I did read the book before watching the film (as my daughter had just received it as a gift at the time), so I was perhaps more prepared for the schizophrenic nature of how the themes of the story were presented. (Dickensian moppet-mystery robot tale-mystery old guy tale-film appreciation lesson-and back to the moppet.) Somehow that type of thing comes off a tad better in a book than a film (though it was a little odd in the book too), but reading the book first made me more forgiving of the film that emulates it. I could get past the disjointedness because I already knew the story as told in chapter-form.
Ultimately, I loved the rediscovery of Melies at the end, even if the circumstances were fictional.
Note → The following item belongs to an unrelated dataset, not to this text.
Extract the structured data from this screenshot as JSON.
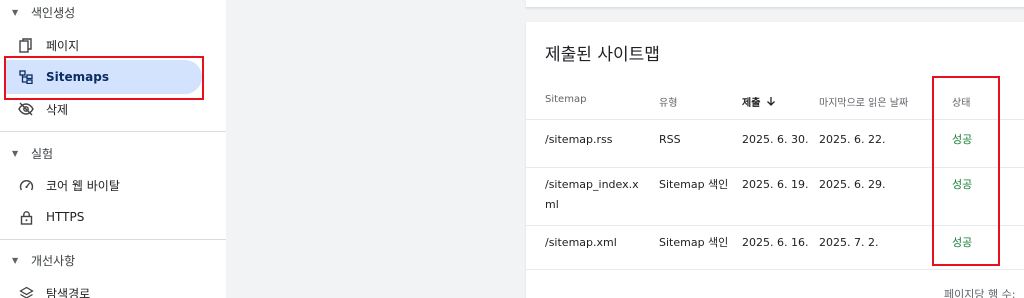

I do admit that I found the entire (book and film) story laughably implausible (way too many coincidences), but tried to keep in mind that this was actually a fairy tale for children, more or less. The end result was pleasing to me, though the story can be critically picked apart with ease.
The station romances were a not unwelcome add-on to the film, though the film also drops at least one important character too. Overall, I found it a decent adaptation, though I would have tried to keep the deleted character (IIRC, he brought them to the film library). It was nice seeing Christopher Lee given an important role, however, which somewhat took the place of the other character.
My daughter, now 11, enjoyed both the book and the film. They also got us watching Meliés films together, so that’s cool too. I do see that the “film buff” angle doesn’t present itself as necessarily kid-friendly, but it worked for my kid. And my 5-year old son later watched the film at home on our 3D set-up, and he also quite enjoyed it, so there ya go.